What this case does not change.

This case:

  • Does not ban Bible in Schools as an extra-curricular programme.
  • Does not restrict or ban pupils from praying in school or expressing a religious belief.
  • It does not seek to ban the wearing of religious symbols or clothing.
  • It does not attempt to prevent the singing of the National Anthem.
  • It does not ban Maori cultural practices.
  • Has no effect on General Religious Education (professional teaching about various religions from a social studies or historical perspective). General Religious Education is completely legal with or without the Nelson clause.

Further reading


While the Attorney General and Red Beach School have top tax-payer funded legal teams and have all costs met by the crown, McClintock is personably liable for any costs awarded against him and lawyer Richard Francois is donating his time pro bono. Please consider donating…

2 Responses to Legal Challenges

  1. Fiona Coughlan says:

    Dear Jeff & Lisa
    I saw the TVNZ Sunday progamme and wanted to say well done you for taking your case.
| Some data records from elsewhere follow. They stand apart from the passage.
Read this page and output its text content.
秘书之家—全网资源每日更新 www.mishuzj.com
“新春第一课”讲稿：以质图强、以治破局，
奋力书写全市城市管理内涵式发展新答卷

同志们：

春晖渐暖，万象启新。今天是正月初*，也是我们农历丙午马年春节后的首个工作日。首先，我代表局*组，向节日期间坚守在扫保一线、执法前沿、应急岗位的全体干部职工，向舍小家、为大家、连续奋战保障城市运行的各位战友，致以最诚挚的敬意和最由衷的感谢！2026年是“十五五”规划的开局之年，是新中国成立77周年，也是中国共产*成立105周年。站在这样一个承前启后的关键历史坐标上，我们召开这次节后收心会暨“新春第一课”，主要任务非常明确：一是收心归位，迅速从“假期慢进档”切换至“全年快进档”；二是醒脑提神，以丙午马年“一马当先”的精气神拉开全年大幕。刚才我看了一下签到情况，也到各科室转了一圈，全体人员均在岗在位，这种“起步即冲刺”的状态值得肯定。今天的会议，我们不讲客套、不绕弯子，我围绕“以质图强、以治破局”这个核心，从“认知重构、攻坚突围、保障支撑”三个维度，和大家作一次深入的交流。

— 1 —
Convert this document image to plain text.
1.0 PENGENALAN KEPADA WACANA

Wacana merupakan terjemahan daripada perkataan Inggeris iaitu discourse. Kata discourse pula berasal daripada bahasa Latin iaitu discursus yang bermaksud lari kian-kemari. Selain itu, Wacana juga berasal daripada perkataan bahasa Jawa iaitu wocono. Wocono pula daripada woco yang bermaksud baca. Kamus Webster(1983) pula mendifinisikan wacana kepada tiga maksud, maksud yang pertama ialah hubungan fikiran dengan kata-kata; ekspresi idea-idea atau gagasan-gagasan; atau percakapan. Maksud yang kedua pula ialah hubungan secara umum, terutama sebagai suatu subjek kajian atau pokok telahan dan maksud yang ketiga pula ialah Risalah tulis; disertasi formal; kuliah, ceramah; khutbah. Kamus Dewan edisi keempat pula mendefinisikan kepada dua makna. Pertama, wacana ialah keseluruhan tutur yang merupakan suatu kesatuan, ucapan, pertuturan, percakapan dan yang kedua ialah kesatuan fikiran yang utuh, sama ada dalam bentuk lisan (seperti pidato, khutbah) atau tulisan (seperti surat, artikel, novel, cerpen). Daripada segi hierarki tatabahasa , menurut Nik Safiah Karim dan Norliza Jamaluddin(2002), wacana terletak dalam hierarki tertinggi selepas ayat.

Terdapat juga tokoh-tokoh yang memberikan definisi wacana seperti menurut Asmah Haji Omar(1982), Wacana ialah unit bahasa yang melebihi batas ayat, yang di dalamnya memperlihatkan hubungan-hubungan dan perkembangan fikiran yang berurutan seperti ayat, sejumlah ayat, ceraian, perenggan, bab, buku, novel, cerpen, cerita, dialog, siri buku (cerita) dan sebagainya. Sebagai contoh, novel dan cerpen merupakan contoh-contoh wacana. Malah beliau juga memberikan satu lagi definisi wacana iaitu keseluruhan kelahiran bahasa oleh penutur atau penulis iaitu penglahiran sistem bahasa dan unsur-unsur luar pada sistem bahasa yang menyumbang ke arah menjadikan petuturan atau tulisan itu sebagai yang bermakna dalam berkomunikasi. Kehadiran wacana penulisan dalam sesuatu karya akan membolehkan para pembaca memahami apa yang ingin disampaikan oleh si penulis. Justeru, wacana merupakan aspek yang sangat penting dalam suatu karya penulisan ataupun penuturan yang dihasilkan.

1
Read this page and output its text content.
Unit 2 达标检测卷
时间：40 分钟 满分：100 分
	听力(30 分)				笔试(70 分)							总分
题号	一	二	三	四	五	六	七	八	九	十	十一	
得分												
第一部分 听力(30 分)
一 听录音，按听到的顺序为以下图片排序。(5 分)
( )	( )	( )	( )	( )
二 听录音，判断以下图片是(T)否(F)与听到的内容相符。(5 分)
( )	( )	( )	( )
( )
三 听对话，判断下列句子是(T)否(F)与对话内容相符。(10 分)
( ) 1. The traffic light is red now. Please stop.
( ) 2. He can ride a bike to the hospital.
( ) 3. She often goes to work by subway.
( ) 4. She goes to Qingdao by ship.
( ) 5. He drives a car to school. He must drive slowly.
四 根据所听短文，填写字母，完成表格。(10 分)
Strangely, I support your stance. Strange, because I am a christian, take my 3 kids to church and sunday school (althought my husband does not), and was educated at a private Anglican high school.
    What I don’t like about the “bible/christain teaching in schools” programme is:
    - it is forced onto kids and it appears very hard to opt out;
    - no transparency as to who/what etc is teaching/being taught, what;
    - using valuable school time to teach this appears to be outside of the curriculum;
    - our society is more or less secular, it seems to be a evangelical attempt of getting this sort of teaching into schools by steath, without informing parents.
    My view is:
    - if you want religion for your kids in a school – enrol in a church school eg Catholic, Anglican, Prestbyterian etc;
    - if you want sunday school teaching, go to any church on a Sunday (ie in your own time and on your own terms);
    - here is a questions for the supporters, why stop with the bible, why not include the koran, the torah etc?.
    Good luck with your case and I look forward to seeing the outcome.

  2. Tim Robertson says:

    The covert smuggling of religious indoctrination in to schools is despicable. A child should not have to opt out but opt in. What nonsense. If all religions are not being taught fairly by an impartial educator then none should. Do what you want in your own time at your expense but keep my family and my money out of it.

    I cannot believe NZ is so backwards on this subject. I remember the fight I had trying to opt myself out at 7 years old and being told by my principal if I am not one of the short list of alternative religions she could think of on the spot “then I am a Christian”! Even at 7 I heard the crazy in her words. Not all kids have that presence of mind though. Imagine a person in a position of authority making such a statement to your child about any other subject, you too would be livid.

    We are told a belief in religion makes its adherents happy. Just not until everyone else believes the same religion apparently.

    Time to move forward on this NZ. All religion taught equally or none at all!